Nutritional Values Plum, Fresh

Serving Size: 1 medium (2 1/8")          Calories: 30

Protein: <1 g

Carbohydrate: 8 g

Fat: 0 g

Saturated Fat: 0 g

Cholesterol: 0 mg

Dietary Fiber: 1 g

Sodium: 0 mg

Vitamin A: 223 IU

Vitamin C: 7 mg

Riboflavin: <1 mg

Potassium: 104 mg

Carotenoids: 196 mcg

The plum is noted for its versatility. This fruit tastes great alone, cut up in cereals and yogurt, or cooked to make compote or syrupy sauces for healthy dessert dishes. The plum will keep your diet from ever being boring.

There are more than 200 varieties of plums in the United States alone, some quite different than others. It pays to be adventurous and explore unfamiliar plums; you'll find a few new favorites in no time.

Health Benefits

If you eat a couple of plums at a time, you'll get more than a fair dose of vitamins A and C, the B vitamin riboflavin, potassium, and fiber. These nutrients will help protect your cells, keep your heart healthy, and boost immunity. Plums contain phenols, a type of phytonutrient. Phenols are strong antioxidants. The type in plums is particularly good at protecting the fats in our cell membranes and brain, as well the fats circulating in our bloodstream.

Selection and Storage

Plums are a summer pitted fruit, called a drupe, with a long season, May through October. Some plums cling to their pits and some have "free" stones (pits).

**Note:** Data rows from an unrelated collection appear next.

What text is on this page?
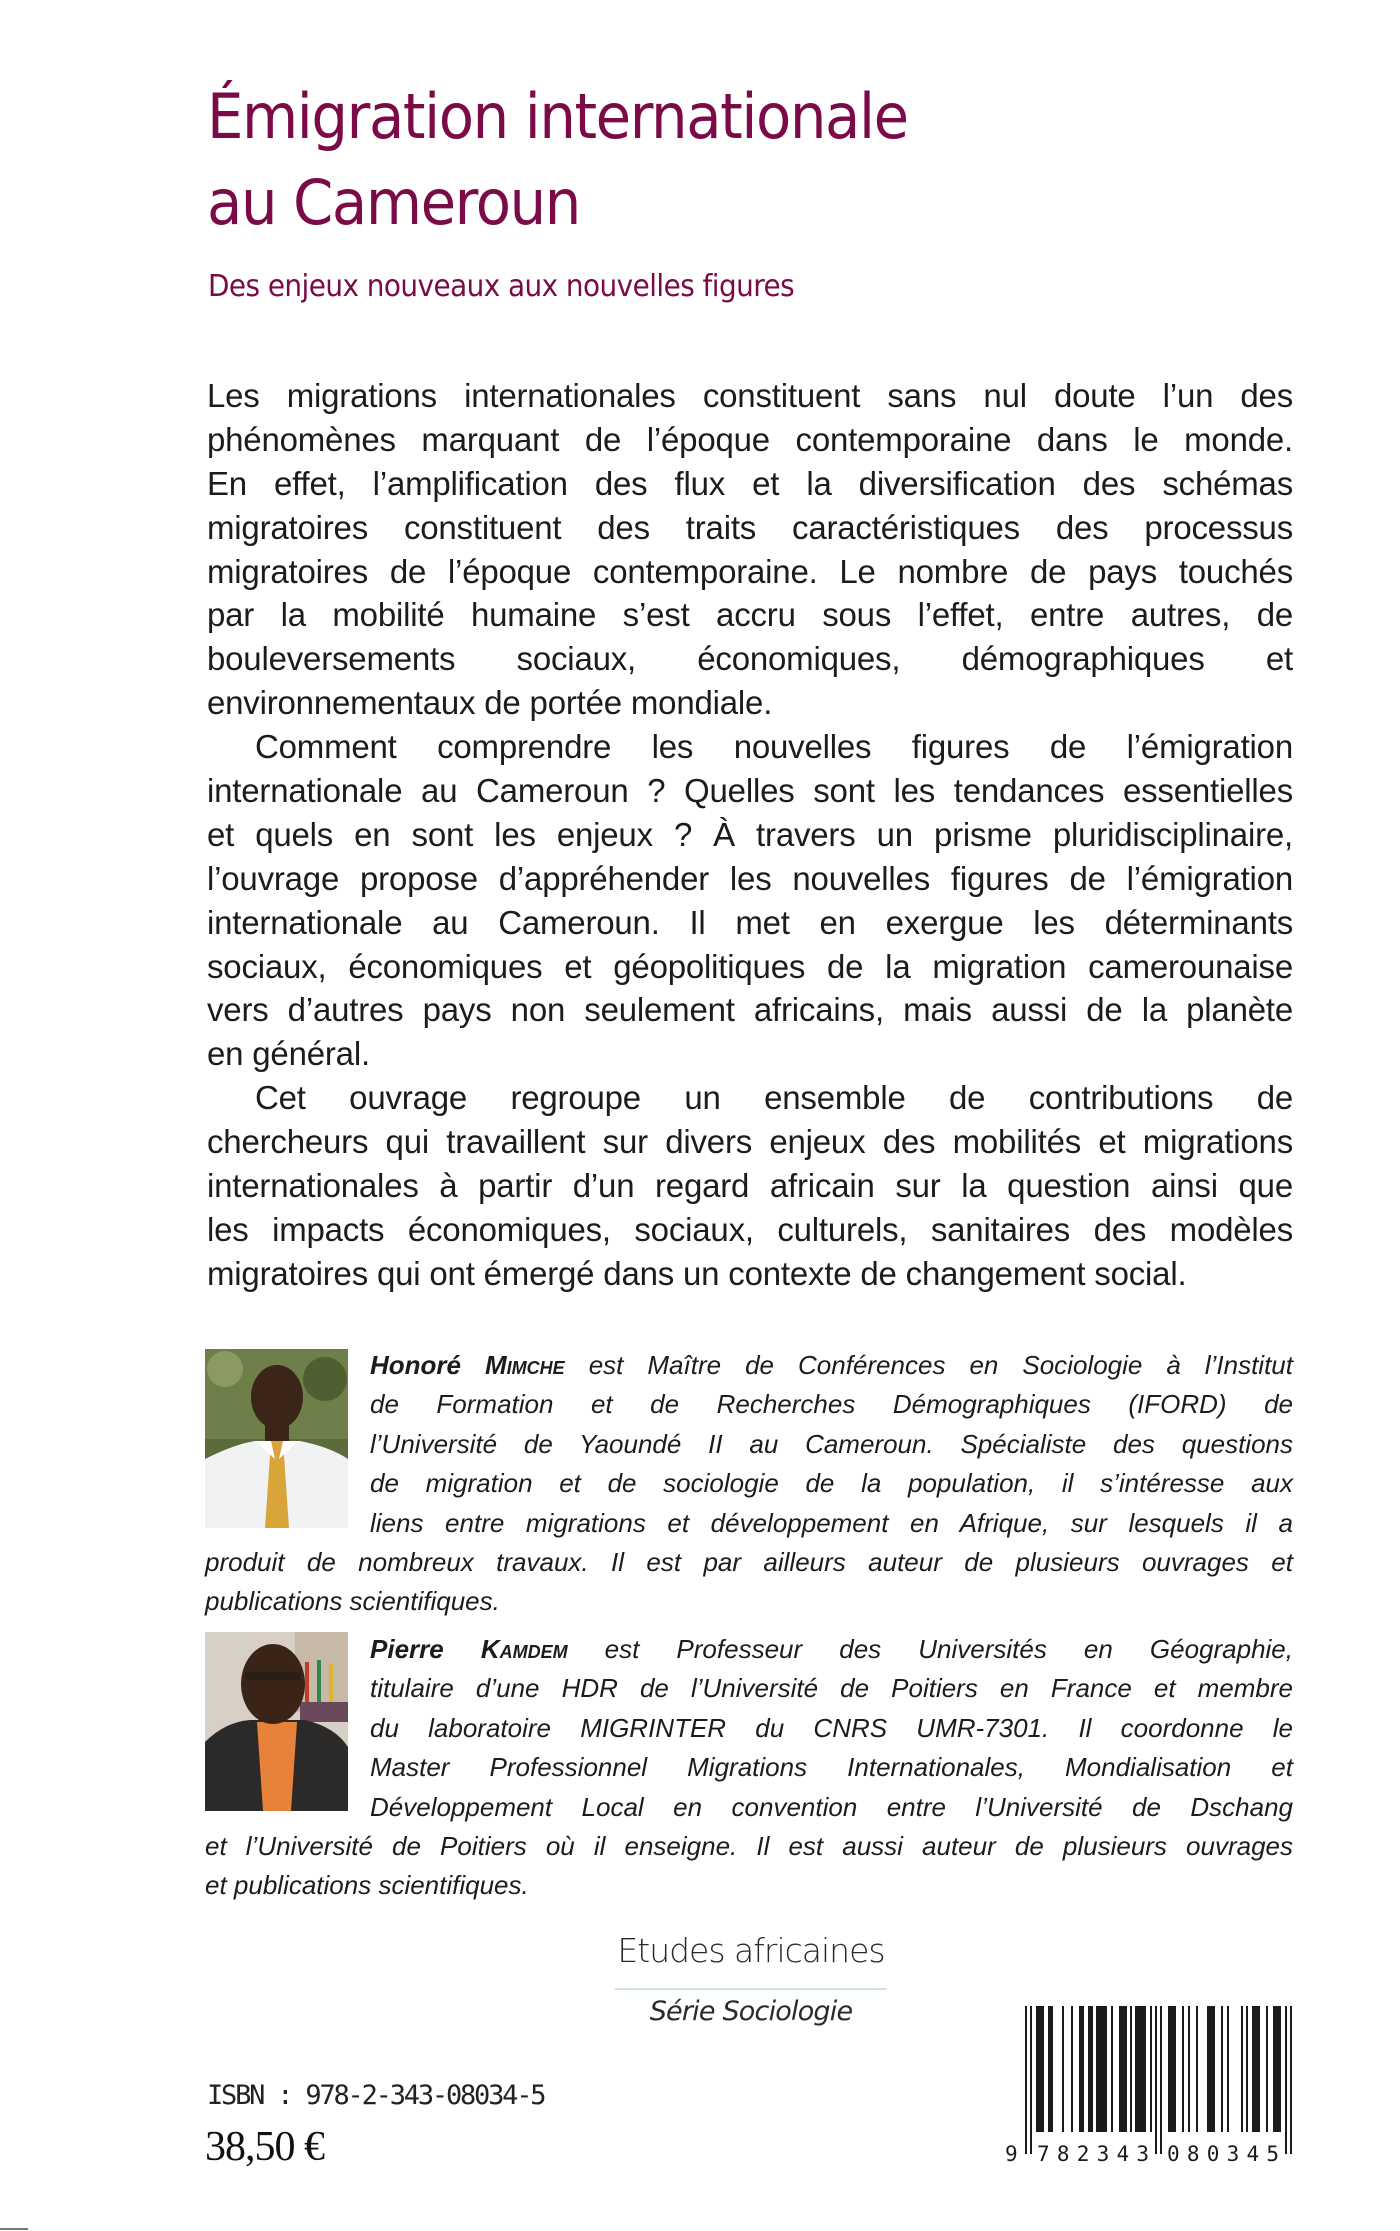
Émigration internationale
au Cameroun
Des enjeux nouveaux aux nouvelles figures
Les migrations internationales constituent sans nul doute l’un des
phénomènes marquant de l’époque contemporaine dans le monde.
En effet, l’amplification des flux et la diversification des schémas
migratoires constituent des traits caractéristiques des processus
migratoires de l’époque contemporaine. Le nombre de pays touchés
par la mobilité humaine s’est accru sous l’effet, entre autres, de
bouleversements sociaux, économiques, démographiques et
environnementaux de portée mondiale.
Comment comprendre les nouvelles figures de l’émigration
internationale au Cameroun ? Quelles sont les tendances essentielles
et quels en sont les enjeux ? À travers un prisme pluridisciplinaire,
l’ouvrage propose d’appréhender les nouvelles figures de l’émigration
internationale au Cameroun. Il met en exergue les déterminants
sociaux, économiques et géopolitiques de la migration camerounaise
vers d’autres pays non seulement africains, mais aussi de la planète
en général.
Cet ouvrage regroupe un ensemble de contributions de
chercheurs qui travaillent sur divers enjeux des mobilités et migrations
internationales à partir d’un regard africain sur la question ainsi que
les impacts économiques, sociaux, culturels, sanitaires des modèles
migratoires qui ont émergé dans un contexte de changement social.
Honoré Mimche est Maître de Conférences en Sociologie à l’Institut
de Formation et de Recherches Démographiques (IFORD) de
l’Université de Yaoundé II au Cameroun. Spécialiste des questions
de migration et de sociologie de la population, il s’intéresse aux
liens entre migrations et développement en Afrique, sur lesquels il a
produit de nombreux travaux. Il est par ailleurs auteur de plusieurs ouvrages et
publications scientifiques.
Pierre Kamdem est Professeur des Universités en Géographie,
titulaire d’une HDR de l’Université de Poitiers en France et membre
du laboratoire MIGRINTER du CNRS UMR-7301. Il coordonne le
Master Professionnel Migrations Internationales, Mondialisation et
Développement Local en convention entre l’Université de Dschang
et l’Université de Poitiers où il enseigne. Il est aussi auteur de plusieurs ouvrages
et publications scientifiques.
Etudes africaines
Série Sociologie
ISBN : 978-2-343-08034-5
38,50 €	9 782343 080345
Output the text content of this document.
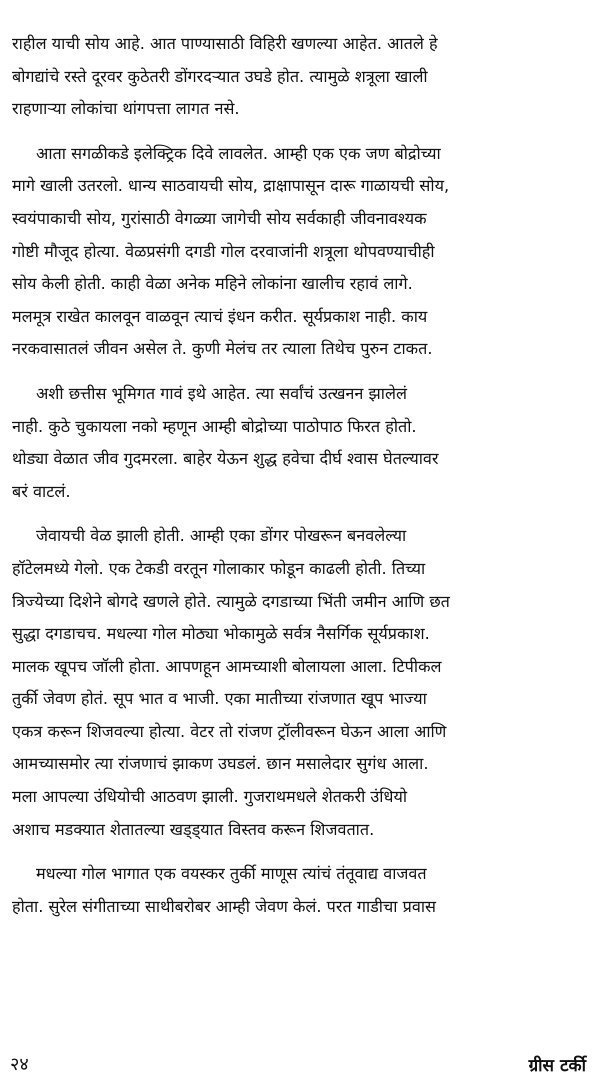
राहील याची सोय आहे. आत पाण्यासाठी विहिरी खणल्या आहेत. आतले हे
बोगद्यांचे रस्ते दूरवर कुठेतरी डोंगरदऱ्यात उघडे होत. त्यामुळे शत्रूला खाली
राहणाऱ्या लोकांचा थांगपत्ता लागत नसे.

आता सगळीकडे इलेक्ट्रिक दिवे लावलेत. आम्ही एक एक जण बोद्रोच्या
मागे खाली उतरलो. धान्य साठवायची सोय, द्राक्षापासून दारू गाळायची सोय,
स्वयंपाकाची सोय, गुरांसाठी वेगळ्या जागेची सोय सर्वकाही जीवनावश्यक
गोष्टी मौजूद होत्या. वेळप्रसंगी दगडी गोल दरवाजांनी शत्रूला थोपवण्याचीही
सोय केली होती. काही वेळा अनेक महिने लोकांना खालीच रहावं लागे.
मलमूत्र राखेत कालवून वाळवून त्याचं इंधन करीत. सूर्यप्रकाश नाही. काय
नरकवासातलं जीवन असेल ते. कुणी मेलंच तर त्याला तिथेच पुरुन टाकत.

अशी छत्तीस भूमिगत गावं इथे आहेत. त्या सर्वांचं उत्खनन झालेलं
नाही. कुठे चुकायला नको म्हणून आम्ही बोद्रोच्या पाठोपाठ फिरत होतो.
थोड्या वेळात जीव गुदमरला. बाहेर येऊन शुद्ध हवेचा दीर्घ श्वास घेतल्यावर
बरं वाटलं.

जेवायची वेळ झाली होती. आम्ही एका डोंगर पोखरून बनवलेल्या
हॉटेलमध्ये गेलो. एक टेकडी वरतून गोलाकार फोडून काढली होती. तिच्या
त्रिज्येच्या दिशेने बोगदे खणले होते. त्यामुळे दगडाच्या भिंती जमीन आणि छत
सुद्धा दगडाचच. मधल्या गोल मोठ्या भोकामुळे सर्वत्र नैसर्गिक सूर्यप्रकाश.
मालक खूपच जॉली होता. आपणहून आमच्याशी बोलायला आला. टिपीकल
तुर्की जेवण होतं. सूप भात व भाजी. एका मातीच्या रांजणात खूप भाज्या
एकत्र करून शिजवल्या होत्या. वेटर तो रांजण ट्रॉलीवरून घेऊन आला आणि
आमच्यासमोर त्या रांजणाचं झाकण उघडलं. छान मसालेदार सुगंध आला.
मला आपल्या उंधियोची आठवण झाली. गुजराथमधले शेतकरी उंधियो
अशाच मडक्यात शेतातल्या खड्ड्यात विस्तव करून शिजवतात.

मधल्या गोल भागात एक वयस्कर तुर्की माणूस त्यांचं तंतूवाद्य वाजवत
होता. सुरेल संगीताच्या साथीबरोबर आम्ही जेवण केलं. परत गाडीचा प्रवास

२४	ग्रीस टर्की
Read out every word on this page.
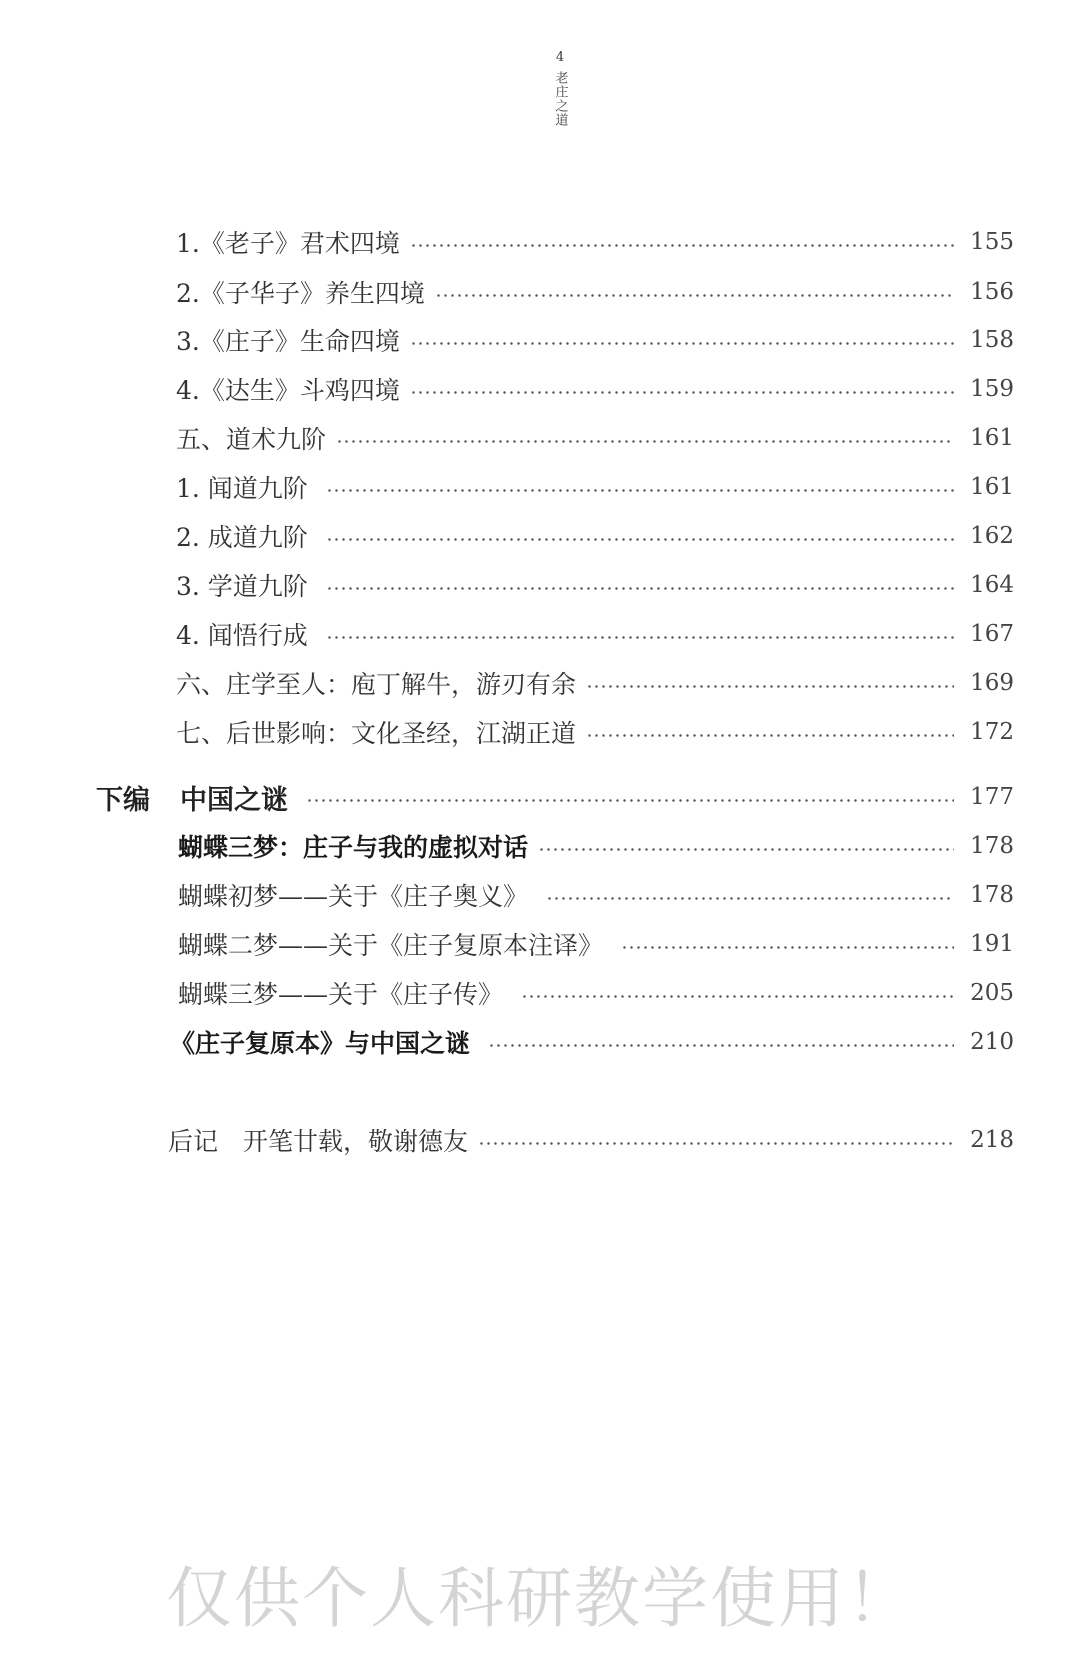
4
老庄之道
1.《老子》君术四境	155
2.《子华子》养生四境	156
3.《庄子》生命四境	158
4.《达生》斗鸡四境	159
五、道术九阶	161
1. 闻道九阶	161
2. 成道九阶	162
3. 学道九阶	164
4. 闻悟行成	167
六、庄学至人：庖丁解牛，游刃有余	169
七、后世影响：文化圣经，江湖正道	172
下编 中国之谜	177
蝴蝶三梦：庄子与我的虚拟对话	178
蝴蝶初梦——关于《庄子奥义》	178
蝴蝶二梦——关于《庄子复原本注译》	191
蝴蝶三梦——关于《庄子传》	205
《庄子复原本》与中国之谜	210
后记　开笔廿载，敬谢德友	218
仅供个人科研教学使用！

Plums are generally either Japanese or European in origin. The Japanese types are usually superior for eating. Many European types are used for stewing, canning, or preserves or for turning into prunes by drying.

Plum skins come in a rainbow of colors: red, purple, black, green, blue, and even yellow. Plum flesh is surprisingly colorful, too. It can be yellow, orange, green, or red.

There's no room here to chronicle the characteristics of every type of plum, but here are a few eating plums you're likely to encounter: Santa Rosa, Friar, Red Beauty, El Dorado, Greengage, and Kelsey.

When choosing plums, look for plump fruit with a bright or deep color covered with a powdery "bloom," which is its natural protection. If it yields to gentle palm pressure, it's ripe. If not, as long as it isn't rock hard, it will ripen at home. But it won't get sweeter, just softer. To ripen plums, place them in a loosely closed paper bag at room temperature. Check them frequently so they won't get shriveled or moldy. When slightly soft, refrigerate or eat them.

Preparation and Serving Tips

Don't wash plums until you're ready to eat them, or you'll wash away the protective bloom. Like most fruits, they taste best at room temperature or just slightly cooler. Although Japanese plums are best eaten out of hand, most European varieties are excellent for cooking. They're easy to pit, being freestone, and their firmer flesh holds together better. Try famous Damson or Beach plums for preserves. A compote of plums and other fruits, such as apricots, is a traditional way to warm up your winter. Poach plum halves, skin on. Plum sauce is a treat on ice milk or mixed into yogurt.

The plum's versatility will offer you healthy weight-loss choices and help keep you from falling into an eating rut.